Currently Wget encodes unsafe characters in file names according to
the rules defined for URLs: by replacing unsafe characters with a %hh
representation. The original rationale for this was to prevent
creation of directories named ~directory, and the URL functions were
used because they were convenient and because they were there.
The problems, however, far outweigh the advantages:
1. It needlessly confuses the users. When you download a file called
01-Foo Bar.mp3, you expect exactly that, not 01-Foo%20Bar.mp3.
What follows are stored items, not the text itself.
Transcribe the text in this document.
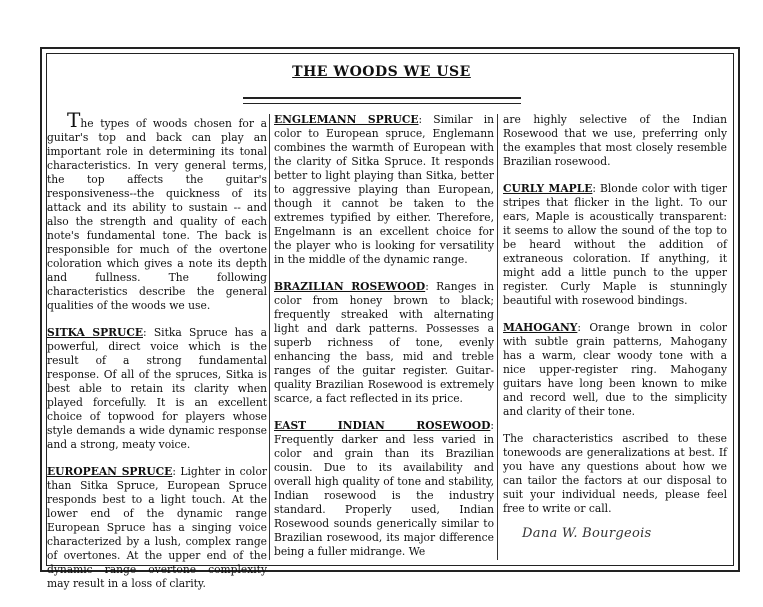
THE WOODS WE USE

The types of woods chosen for a guitar's top and back can play an important role in determining its tonal characteristics. In very general terms, the top affects the guitar's responsiveness--the quickness of its attack and its ability to sustain -- and also the strength and quality of each note's fundamental tone. The back is responsible for much of the overtone coloration which gives a note its depth and fullness. The following characteristics describe the general qualities of the woods we use.

SITKA SPRUCE: Sitka Spruce has a powerful, direct voice which is the result of a strong fundamental response. Of all of the spruces, Sitka is best able to retain its clarity when played forcefully. It is an excellent choice of topwood for players whose style demands a wide dynamic response and a strong, meaty voice.

EUROPEAN SPRUCE: Lighter in color than Sitka Spruce, European Spruce responds best to a light touch. At the lower end of the dynamic range European Spruce has a singing voice characterized by a lush, complex range of overtones. At the upper end of the dynamic range overtone complexity may result in a loss of clarity.

ENGLEMANN SPRUCE: Similar in color to European spruce, Englemann combines the warmth of European with the clarity of Sitka Spruce. It responds better to light playing than Sitka, better to aggressive playing than European, though it cannot be taken to the extremes typified by either. Therefore, Engelmann is an excellent choice for the player who is looking for versatility in the middle of the dynamic range.

BRAZILIAN ROSEWOOD: Ranges in color from honey brown to black; frequently streaked with alternating light and dark patterns. Possesses a superb richness of tone, evenly enhancing the bass, mid and treble ranges of the guitar register. Guitar-quality Brazilian Rosewood is extremely scarce, a fact reflected in its price.

EAST INDIAN ROSEWOOD: Frequently darker and less varied in color and grain than its Brazilian cousin. Due to its availability and overall high quality of tone and stability, Indian rosewood is the industry standard. Properly used, Indian Rosewood sounds generically similar to Brazilian rosewood, its major difference being a fuller midrange. We

are highly selective of the Indian Rosewood that we use, preferring only the examples that most closely resemble Brazilian rosewood.

CURLY MAPLE: Blonde color with tiger stripes that flicker in the light. To our ears, Maple is acoustically transparent: it seems to allow the sound of the top to be heard without the addition of extraneous coloration. If anything, it might add a little punch to the upper register. Curly Maple is stunningly beautiful with rosewood bindings.

MAHOGANY: Orange brown in color with subtle grain patterns, Mahogany has a warm, clear woody tone with a nice upper-register ring. Mahogany guitars have long been known to mike and record well, due to the simplicity and clarity of their tone.

The characteristics ascribed to these tonewoods are generalizations at best. If you have any questions about how we can tailor the factors at our disposal to suit your individual needs, please feel free to write or call.

Dana W. Bourgeois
2. It's technically wrong. The remote file name is Foo Bar.mp3,
not Foo%Bar.mp3.
3. It's technically wrong. The file names are not URLs and what is
unsafe for URLs is not so for files. Characters such as spaces in
file names are completely common, despite their being unsafe for
URL use.
4. It confuses the link conversion code. A link Foo%20Bar.mp3 will
generate a href=Foo%20Bar.mp3. That happens to work on some
browsers, but not on others. The correct form would be a
href=Foo%2520Bar.mp3, but that works on other browsers, and not
on some.
The solution is to have url_filename and friends call different,
file-name related functions. They should:
a) Be able to encode truly illegal or strange characters in URL. For
example, slashes may well appear in query string:
baz?x=http://foo.bar.baz
b) Not use the % character for encoding, so as to not interfere with
URL quoting.
Only the bare minimum of characters should be encoded. The ones that
come to mind are '/' (illegal), '~' (rm -r ~foo dangerous), '*' and
'?' (used in wildcards), control characters 0-31 (controls), and chars
128-159 (non-printable).
Under Windows, the list would include characters illegal under
Windows.
This is not much work, but I haven't yet had time to do it.